Life Saving Lifeguards Honored For Pool Save

Lifeguards Colleen Hamm (left) and Abigail Baruch Fry were honored for saving a 12-year-old swimmer from drowning during a ceremony with MCFRS Battalion Chief Jim Resnick

Two local lifeguards who saved a 12-year-old boy from drowning at a Bethesda pool were honored over the weekend for their life saving work under pressure.

On May 29, Montgomery County Fire and Rescue Services got multiple 911 calls from the  the Little Falls Swim Club (5001 Little Falls Dr.) reporting a drowning.

By the time crews from the Glen Echo Fire Station, Bethesda Fire Station and Bethesda-Chevy Chase Rescue Squad arrived, Battalion Chief Jim Resnick said lifeguard Abigail Baruch Fry and pool manager Colleen Hamm had rescued the boy from the bottom of the 12-foot deep diving well and conducted CPR. The boy was awake, alert and talking when first responders took him to Children’s Hospital for a follow-up evaluation.

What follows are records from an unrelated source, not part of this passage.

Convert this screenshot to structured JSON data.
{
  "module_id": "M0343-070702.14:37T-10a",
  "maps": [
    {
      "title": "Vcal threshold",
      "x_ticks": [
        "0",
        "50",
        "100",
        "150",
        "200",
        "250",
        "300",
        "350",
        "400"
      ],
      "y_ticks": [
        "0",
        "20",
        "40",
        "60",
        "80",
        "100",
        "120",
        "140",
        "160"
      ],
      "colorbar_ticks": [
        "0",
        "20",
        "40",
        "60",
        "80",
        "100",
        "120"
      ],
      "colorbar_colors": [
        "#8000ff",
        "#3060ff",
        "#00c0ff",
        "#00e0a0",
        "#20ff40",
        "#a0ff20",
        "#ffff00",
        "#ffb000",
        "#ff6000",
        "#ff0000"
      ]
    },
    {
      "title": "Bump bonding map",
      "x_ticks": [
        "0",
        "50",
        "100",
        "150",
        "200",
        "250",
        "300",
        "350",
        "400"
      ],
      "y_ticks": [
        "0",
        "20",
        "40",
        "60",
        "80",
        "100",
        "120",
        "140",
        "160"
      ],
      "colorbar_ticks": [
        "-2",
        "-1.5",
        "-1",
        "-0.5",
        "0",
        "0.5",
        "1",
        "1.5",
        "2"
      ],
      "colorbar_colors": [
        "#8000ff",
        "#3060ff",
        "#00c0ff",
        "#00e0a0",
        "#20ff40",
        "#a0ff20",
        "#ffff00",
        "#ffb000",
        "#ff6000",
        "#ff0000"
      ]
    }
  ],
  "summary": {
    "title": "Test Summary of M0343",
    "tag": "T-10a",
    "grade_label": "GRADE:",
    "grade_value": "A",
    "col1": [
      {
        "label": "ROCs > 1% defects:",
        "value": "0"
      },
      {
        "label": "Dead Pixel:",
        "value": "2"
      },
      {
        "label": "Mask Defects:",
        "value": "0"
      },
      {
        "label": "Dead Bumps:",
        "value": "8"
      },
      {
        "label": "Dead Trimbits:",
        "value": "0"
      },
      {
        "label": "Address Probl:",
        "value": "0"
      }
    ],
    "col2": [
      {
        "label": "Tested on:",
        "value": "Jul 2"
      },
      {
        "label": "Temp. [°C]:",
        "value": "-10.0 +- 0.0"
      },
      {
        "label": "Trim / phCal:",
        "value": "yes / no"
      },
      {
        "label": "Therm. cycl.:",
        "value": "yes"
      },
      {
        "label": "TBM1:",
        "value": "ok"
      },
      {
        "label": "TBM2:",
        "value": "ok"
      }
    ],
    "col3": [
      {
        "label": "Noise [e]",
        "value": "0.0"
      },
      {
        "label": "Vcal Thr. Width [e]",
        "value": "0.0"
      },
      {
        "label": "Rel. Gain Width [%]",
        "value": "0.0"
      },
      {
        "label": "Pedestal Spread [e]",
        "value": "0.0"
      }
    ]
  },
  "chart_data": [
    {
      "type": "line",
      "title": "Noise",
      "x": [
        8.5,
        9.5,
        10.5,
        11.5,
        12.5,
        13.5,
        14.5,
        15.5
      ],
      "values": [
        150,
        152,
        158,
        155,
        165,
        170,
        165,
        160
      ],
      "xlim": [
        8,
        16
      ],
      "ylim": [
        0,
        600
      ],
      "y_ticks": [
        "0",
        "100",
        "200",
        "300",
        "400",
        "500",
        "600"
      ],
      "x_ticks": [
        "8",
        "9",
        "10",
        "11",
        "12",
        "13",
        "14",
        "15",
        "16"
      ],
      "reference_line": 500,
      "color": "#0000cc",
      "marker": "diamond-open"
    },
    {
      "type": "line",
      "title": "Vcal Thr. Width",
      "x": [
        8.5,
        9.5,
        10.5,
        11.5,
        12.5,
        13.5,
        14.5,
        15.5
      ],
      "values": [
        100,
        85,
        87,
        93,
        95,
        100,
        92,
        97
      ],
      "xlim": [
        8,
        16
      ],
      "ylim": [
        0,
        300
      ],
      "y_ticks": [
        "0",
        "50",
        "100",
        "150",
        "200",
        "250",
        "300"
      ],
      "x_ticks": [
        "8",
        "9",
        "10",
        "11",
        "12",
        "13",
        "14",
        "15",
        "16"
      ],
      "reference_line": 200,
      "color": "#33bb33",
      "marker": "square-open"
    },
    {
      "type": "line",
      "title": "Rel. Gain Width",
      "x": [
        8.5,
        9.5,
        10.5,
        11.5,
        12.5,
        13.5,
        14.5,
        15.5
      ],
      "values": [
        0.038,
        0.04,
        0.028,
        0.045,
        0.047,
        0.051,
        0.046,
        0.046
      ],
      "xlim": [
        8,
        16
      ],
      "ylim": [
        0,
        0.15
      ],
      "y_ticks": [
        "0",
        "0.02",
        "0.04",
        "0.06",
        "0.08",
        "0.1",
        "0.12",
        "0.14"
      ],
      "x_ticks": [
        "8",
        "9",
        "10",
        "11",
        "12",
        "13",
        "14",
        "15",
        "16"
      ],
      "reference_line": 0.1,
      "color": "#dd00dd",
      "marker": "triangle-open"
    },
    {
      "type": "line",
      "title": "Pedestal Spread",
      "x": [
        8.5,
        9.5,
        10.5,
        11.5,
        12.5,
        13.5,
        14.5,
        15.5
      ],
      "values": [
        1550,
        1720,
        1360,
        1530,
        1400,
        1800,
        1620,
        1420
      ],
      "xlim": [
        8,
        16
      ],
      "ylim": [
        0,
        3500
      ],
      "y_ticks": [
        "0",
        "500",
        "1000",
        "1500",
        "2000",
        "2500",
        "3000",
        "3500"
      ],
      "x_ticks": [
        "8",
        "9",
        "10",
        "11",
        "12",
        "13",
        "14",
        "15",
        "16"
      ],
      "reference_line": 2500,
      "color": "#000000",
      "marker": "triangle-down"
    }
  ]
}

He left the hospital shortly after the incident and is actually in the middle of swimming lessons.

On Saturday at the Swim Club, Resnick and MCFRS officials honored Fry and Hamm for their efforts.

“It was a pretty interesting day. Obviously no one expects that to happen,” said Hamm, 23, who grew up at the pool and has worked there for eight years. “I guess the lesson is not to take lifeguarding lightly.”

The pool will now require swim tests for any swimmer who wants to go in the deep end. Fry, a rising junior at Bethesda-Chevy Chase High School, was the lifeguard on duty who rescued the boy from the bottom of the pool.

“It’s exactly what they were trained for, but in any type of emergency situation, you can train and train and train, but being able to execute and execute it perfectly is what this was all about,” said Resnick in a ceremony that included the lifeguards’ parents and pool members. “We could not be prouder of either of you.”

There are about 3,500 unintentional, non-boating related drownings per year in the U.S., according to the Centers for Disease Control. Most involve children. Last summer, a 7-year-old girl at the River Falls Community Center pool in Potomac nearly drowned.